Pediatric Dentistry – Building A No Fear Practice

child holding dental instrument

Video Transcription

Dr. Pike: I started out doing things differently than what I do now.

It was much more of an authoritarian approach before because at the time that was the prevailing way of doing things, like “You better open up your mouth right now or you’re going to get in a lot of trouble.”

We would talk like that to kids and little by little, I realized that the kids that I tried to intimidate them into allowing me to fix their teeth – as they got older, some of them were afraid to go to the dentist.

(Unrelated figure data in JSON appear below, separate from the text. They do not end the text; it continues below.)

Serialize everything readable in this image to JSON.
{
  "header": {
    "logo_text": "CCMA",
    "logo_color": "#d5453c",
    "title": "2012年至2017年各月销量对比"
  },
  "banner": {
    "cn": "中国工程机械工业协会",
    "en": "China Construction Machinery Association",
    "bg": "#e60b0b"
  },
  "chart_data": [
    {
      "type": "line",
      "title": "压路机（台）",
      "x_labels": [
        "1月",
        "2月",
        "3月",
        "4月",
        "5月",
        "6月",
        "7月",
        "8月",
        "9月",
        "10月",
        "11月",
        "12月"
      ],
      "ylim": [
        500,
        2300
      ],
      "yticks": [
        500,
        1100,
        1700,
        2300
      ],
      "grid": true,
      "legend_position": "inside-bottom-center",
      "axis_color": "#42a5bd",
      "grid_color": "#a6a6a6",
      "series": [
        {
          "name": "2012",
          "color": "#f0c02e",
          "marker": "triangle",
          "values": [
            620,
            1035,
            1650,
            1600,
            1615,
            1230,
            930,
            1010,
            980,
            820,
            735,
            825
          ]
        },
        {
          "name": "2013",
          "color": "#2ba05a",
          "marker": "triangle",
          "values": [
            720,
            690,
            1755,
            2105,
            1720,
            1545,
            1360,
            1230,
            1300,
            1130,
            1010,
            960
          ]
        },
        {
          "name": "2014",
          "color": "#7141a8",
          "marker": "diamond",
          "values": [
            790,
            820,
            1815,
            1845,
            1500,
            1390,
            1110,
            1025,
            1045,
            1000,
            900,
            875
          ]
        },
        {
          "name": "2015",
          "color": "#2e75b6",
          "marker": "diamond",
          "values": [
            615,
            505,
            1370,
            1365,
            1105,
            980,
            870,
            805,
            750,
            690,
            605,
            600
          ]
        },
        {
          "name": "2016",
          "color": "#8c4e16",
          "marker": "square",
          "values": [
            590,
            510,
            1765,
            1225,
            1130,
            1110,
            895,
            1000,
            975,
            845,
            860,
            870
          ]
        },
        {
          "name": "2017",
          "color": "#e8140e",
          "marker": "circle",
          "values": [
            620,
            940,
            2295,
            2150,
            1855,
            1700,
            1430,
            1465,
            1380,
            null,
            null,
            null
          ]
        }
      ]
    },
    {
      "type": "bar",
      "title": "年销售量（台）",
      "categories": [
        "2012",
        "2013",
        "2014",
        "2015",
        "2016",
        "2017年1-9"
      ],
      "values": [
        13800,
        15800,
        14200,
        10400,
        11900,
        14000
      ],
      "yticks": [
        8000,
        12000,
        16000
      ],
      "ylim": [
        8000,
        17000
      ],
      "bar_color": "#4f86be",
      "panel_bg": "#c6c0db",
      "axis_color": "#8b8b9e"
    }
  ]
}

And that’s when I knew that I had to start figuring out some non-frightening way of getting things done.

Parent: There’s the games and the gerbels and the toys. I’m telling you sometimes it is hard to leave.

I think I’ve had to take him out crying once because he didn’t want to leave. He was having way too much fun.

He just has a real ease about working with the children and it makes it flow, I guess.

Dr Pike: Madison just sets the mood. There’s something about the calming effect of a dog. It’s not a dentist’s office anymore.

Parent: This is a new age and so this is what our kids deserve.

Dr. Pike: Even though I’m a dentist and my primary focus should be teeth, I have to put the child first and their memory first and the teeth second.

As long as I do that and as long as I remember that, everything else follows just fine.